New Zealand reservoir

Druggans Dam, for some time known as Toi Toi Flat Dam, is a reservoir in the Tasman District of the South Island of New Zealand. It was built to get water for gold-mining purposes.

==Geography==
Druggans Dam is located approximately 1.45 km east of the Slate River, approximately 1.8 km southeast of the Aorere River, and approximately 10 km south-southwest of Collingwood, which lies at the mouth of the Aorere River that flows into Golden Bay / Mohua. The lake covers an area of 20 ha and has a shore length of around 2.46 km.
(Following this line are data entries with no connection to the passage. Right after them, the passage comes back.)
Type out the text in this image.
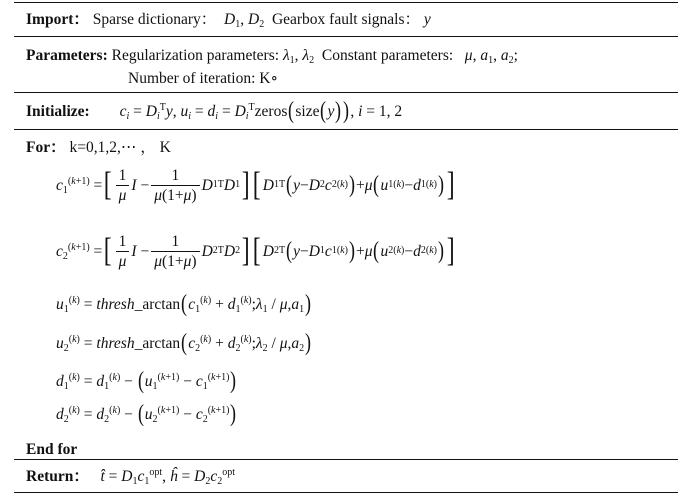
Import： Sparse dictionary： $D_1$, $D_2$ Gearbox fault signals： y
Parameters: Regularization parameters: $\lambda_1$, $\lambda_2$ Constant parameters: μ, $a_1$, $a_2$;
Number of iteration: K∘
Initialize: $c_i = D_i^Ty$, $u_i = d_i$ = $D_i^Tzeros(size(y))$, i = 1, 2
For： k=0,1,2,⋯ ， K
$c_1^{(k+1)}$ = [ $\frac{1}{\mu}$ $I - \frac{1}{\mu(1+\mu)}$ D 1 T D 1 ] [ D 1 T ( y − D 2 c 2 (k) ) + μ ( u 1 (k) − d 1 (k) ) ]
$c_2^{(k+1)}$ = [ $\frac{1}{\mu}$ $I - \frac{1}{\mu(1+\mu)}$ D 2 T D 2 ] [ D 2 T ( y − D 1 c 1 (k) ) + μ ( u 2 (k) − d 2 (k) ) ]
$u_1^{(k)}$ = $thresh\_\arctan(c_1^{(k)}$ + $d_1^{(k)};\lambda_1 / \mu,a_1$)
$u_2^{(k)}$ = $thresh\_\arctan(c_2^{(k)}$ + $d_2^{(k)};\lambda_2 / \mu,a_2$)
$d_1^{(k)} = d_1^{(k)} - (u_1^{(k+1)} - c_1^{(k+1)})$
$d_2^{(k)} = d_2^{(k)} - (u_2^{(k+1)} - c_2^{(k+1)})$
End for
Return： t̂ = $D_1c_1^{opt}$, ĥ = $D_2c_2^{opt}$
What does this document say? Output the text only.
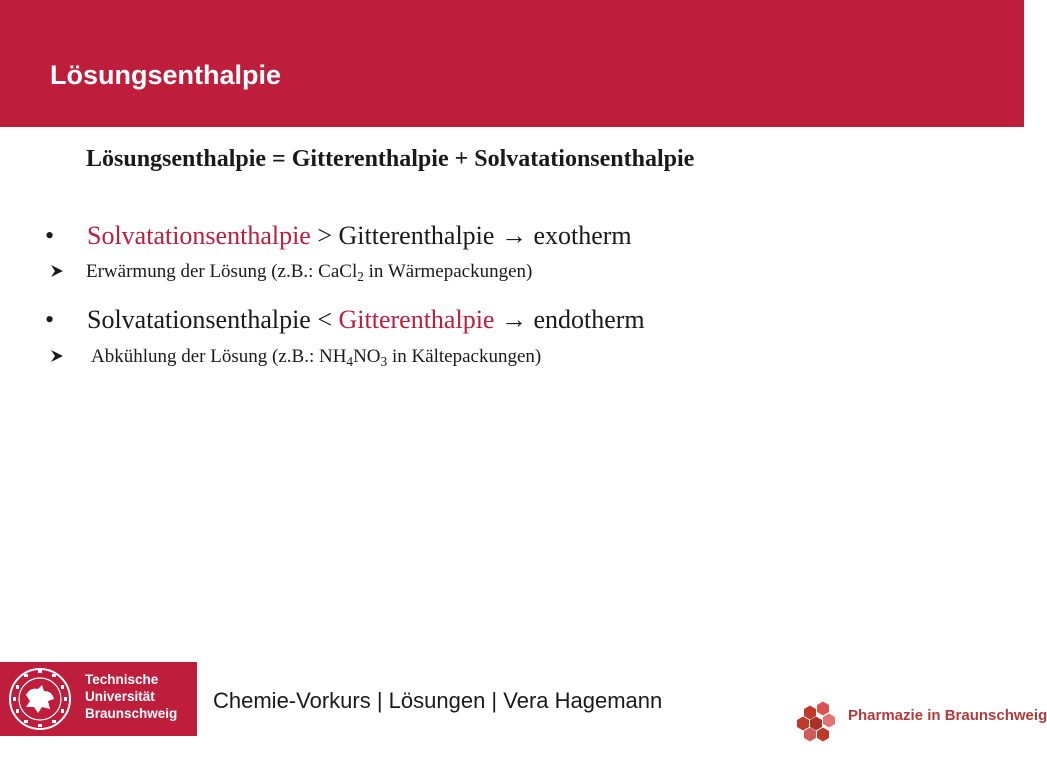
Lösungsenthalpie
Lösungsenthalpie = Gitterenthalpie + Solvatationsenthalpie
• Solvatationsenthalpie > Gitterenthalpie → exotherm
Erwärmung der Lösung (z.B.: CaCl$_2$ in Wärmepackungen)
• Solvatationsenthalpie < Gitterenthalpie → endotherm
Abkühlung der Lösung (z.B.: $NH_4NO_3$ in Kältepackungen)
Technische
Universität
Braunschweig
Chemie-Vorkurs | Lösungen | Vera Hagemann
Pharmazie in Braunschweig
The lake extends over a length of around 595 m in an east–west direction and measures around 490 m at its widest point in a north–south direction.

The reservoir is fed by several creeks that run from the south to the southeast. Drainage occurs via the barrier structure on the northwest side of the lake into Stanton Creek. Before the dam was built, the area was known as Toi Toi Flat. The original dam and lake was named after the miner who built the original dam, George Druggan. When the Slate River Sluicing Company took over and greatly increased the dam, they called it the Toi Toi Flat Dam.

==Dam structure==
The dam structure, which is now overgrown with trees and plants, has a crown length of around 91 m and a width at the base of 61 m. The dam, for which a volume of 23,000 m3 of earth was used, is around 18 m high.

==History==
The reservoir, which is a relic of the gold rush era, was used to store water for hydraulic mining. The water jets would blast open the slopes in the mining areas downstream to get the coveted precious metal. The original dam was built in c. 1873. The miner George Druggan bought the dam in 1876. Druggan gave up gold mining when he received an inheritance of £30,000 and went back to England. Druggan's claim was taken over by Joseph Benson and his wife Agnes in the early 1890s. After Benson came the Slate River Sluicing Company, registered in 1900, which promoted gold mining between the Slate River and Doctor's Creek and enlarged the lake's dam. However, the construction work did not pay off for the company, as the 1152 oz of gold recovered by 1905 did not offset the investment of £13,785. When the company was dissolved in 1909, all assets went to the Aorere Hydraulic Sluicing Company for £250, which continued to use the reservoir into the 1930s.